Lin sedikit lega mendengar penjelasan dari pacarnya itu. “baiklah.”
***
Keesokan harinya, pagi – pagi sekali Lin membawa tas kopernya dan segera masuk keapartemen milik Tom. Saat Lin masuk, tidak ada tanda – tanda tom disana. Tom memang sudah pergi pagi – pagi sekali. Lin segera mengambil kesempatan itu untuk membersihkan apartemen Tom, karena disana memang sangat berdebu. “Tom jorok sekali!”
Lin hendak membersihkan meja kerja Tom yang sedikit berantakan, hingga tiba – tiba dia menemukan map biru yang tebal dan sedikit besar. Lin sangat penasaran apa isi dari map besar itu. Dia pun akhirnya membuka map itu. Dia sangat terkejut dengan apa yang dilihatnya. Dia sedikit berkeringat dingin dan pucat. Isi dari map itu ternyata hasil laporan kesehatan jantung Tom yang sangat mengejutkan dirinya. Lin ingin menangis. Laporan itu seakan membentur dirinya dengan sangat keras. “kenapa dia menyembunyikan ini dariku?” tanya Lin dalam hatinya. Pertanyaan itu seperti gemuruh yang terus menerus mengisi hati kecilnya. Lin berlari meninggalkan apartemen Tom setelah dia menempatkan map itu ketempat semula.

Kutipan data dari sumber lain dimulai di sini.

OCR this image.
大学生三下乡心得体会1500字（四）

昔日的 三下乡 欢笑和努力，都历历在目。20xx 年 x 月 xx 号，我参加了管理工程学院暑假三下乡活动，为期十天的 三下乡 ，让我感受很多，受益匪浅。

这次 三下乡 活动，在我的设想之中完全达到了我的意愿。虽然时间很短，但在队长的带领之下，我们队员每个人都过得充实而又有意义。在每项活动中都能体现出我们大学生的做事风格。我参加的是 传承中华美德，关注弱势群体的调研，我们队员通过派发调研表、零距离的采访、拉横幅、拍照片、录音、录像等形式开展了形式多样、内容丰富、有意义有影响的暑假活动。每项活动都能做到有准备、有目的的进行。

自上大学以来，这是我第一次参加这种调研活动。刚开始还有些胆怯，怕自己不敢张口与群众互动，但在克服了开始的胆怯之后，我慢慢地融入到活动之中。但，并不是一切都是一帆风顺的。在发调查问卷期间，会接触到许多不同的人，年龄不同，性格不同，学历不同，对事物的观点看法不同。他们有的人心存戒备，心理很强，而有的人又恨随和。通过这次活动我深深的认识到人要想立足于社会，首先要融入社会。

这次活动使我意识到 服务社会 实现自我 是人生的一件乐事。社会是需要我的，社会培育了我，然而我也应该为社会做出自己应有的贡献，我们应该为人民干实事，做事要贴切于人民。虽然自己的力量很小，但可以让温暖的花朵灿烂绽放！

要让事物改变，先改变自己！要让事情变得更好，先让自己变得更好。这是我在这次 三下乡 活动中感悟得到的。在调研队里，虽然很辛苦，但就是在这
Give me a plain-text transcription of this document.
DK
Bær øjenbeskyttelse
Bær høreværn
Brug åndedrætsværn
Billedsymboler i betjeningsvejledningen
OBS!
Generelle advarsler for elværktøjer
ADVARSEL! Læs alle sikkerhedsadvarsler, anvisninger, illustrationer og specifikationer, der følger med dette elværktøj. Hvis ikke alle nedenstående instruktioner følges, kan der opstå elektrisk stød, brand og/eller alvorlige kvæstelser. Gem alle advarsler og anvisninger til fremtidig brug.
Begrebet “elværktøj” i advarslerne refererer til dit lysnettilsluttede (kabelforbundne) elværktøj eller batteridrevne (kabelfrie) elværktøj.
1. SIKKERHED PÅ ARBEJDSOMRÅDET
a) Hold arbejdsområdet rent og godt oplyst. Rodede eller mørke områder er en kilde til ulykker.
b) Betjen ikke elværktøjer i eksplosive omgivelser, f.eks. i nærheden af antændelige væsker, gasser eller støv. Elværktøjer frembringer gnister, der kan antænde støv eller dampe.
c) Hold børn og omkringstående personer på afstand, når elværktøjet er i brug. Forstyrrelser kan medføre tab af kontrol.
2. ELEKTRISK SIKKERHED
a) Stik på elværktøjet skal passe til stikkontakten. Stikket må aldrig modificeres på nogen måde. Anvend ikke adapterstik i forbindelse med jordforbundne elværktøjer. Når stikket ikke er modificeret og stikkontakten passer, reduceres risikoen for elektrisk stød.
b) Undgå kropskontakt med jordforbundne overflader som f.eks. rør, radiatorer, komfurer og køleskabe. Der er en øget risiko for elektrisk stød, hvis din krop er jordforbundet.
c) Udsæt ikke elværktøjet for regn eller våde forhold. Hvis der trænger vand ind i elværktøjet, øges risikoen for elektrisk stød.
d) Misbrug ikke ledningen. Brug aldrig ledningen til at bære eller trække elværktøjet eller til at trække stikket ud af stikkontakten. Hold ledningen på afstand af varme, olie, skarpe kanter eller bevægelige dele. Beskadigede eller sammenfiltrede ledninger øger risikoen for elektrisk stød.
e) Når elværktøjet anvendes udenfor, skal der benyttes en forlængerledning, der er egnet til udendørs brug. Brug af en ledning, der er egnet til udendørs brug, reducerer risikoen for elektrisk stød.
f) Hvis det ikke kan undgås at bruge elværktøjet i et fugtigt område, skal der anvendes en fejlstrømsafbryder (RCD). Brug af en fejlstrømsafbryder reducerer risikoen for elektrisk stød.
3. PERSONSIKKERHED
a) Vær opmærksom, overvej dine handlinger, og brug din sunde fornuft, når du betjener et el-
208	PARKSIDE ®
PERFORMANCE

Lin sama sekali tidak menemui Tom seharian pada hari itu. Entah ia pergi kemana, Tom tidak tahu. Lin juga tidak menghubungi Tom seharian. Hingga di malam harinya, barulah Lin pulang keapartemen Tom. Matanya sedikit sembab. Entah apa yang dilakukannya seharian ini.
“kamu dari mana saja?” tanya Tom.
“aku.. pergi jalan – jalan. Aku mengantuk sekali, aku tidur dulu ya.” Jawab Lin sambil ia masuk kekamarnya.
Lin tidak bisa tidur sepanjang malam itu. Dia terus gelisah. Hingga pada tengah malam, Lin bangkit dari tempat tidurnya dan beranjak kekamar tidur Tom. Dia diam termangu sebentar dipintu kamar Tom hingga ia masuk dan tidur disamping Tom. Tom sepertinya tertidur pulas hingga tidak menyadari kedatangan Lin.
Lin merebah dan memandang Tom sesaat. Dia membuka kancing baju tom satu persatu karena ia ingin melihat dada Tom. Saat satu per satu kancing telah dibuka,  Lin langsung menangis setelah melihat semuanya. Di dada Tom terdapat banyak jahitan bekas operasi yang telah dilakukan berkali – kali. Lin menangis sejadi – jadinya saat itu. Hatinya sangat sakit. tak pernah ia tahu penderitaan Tom selama bersamanya. Kekasih macam apa aku ini. Ucap Lin dalam hati di balik tangisnya. Tom yang sedari tadi berpura – pura tidur itu langsung meneteskan air matanya. Tom langsung merengkuh kekasih disampingnya itu. “akhirnya kau lihat ini. Ini alasan mengapa aku selalu dingin. Aku tidak ingin kau terlalu mencintaiku. Inilah, inilah alasannya.”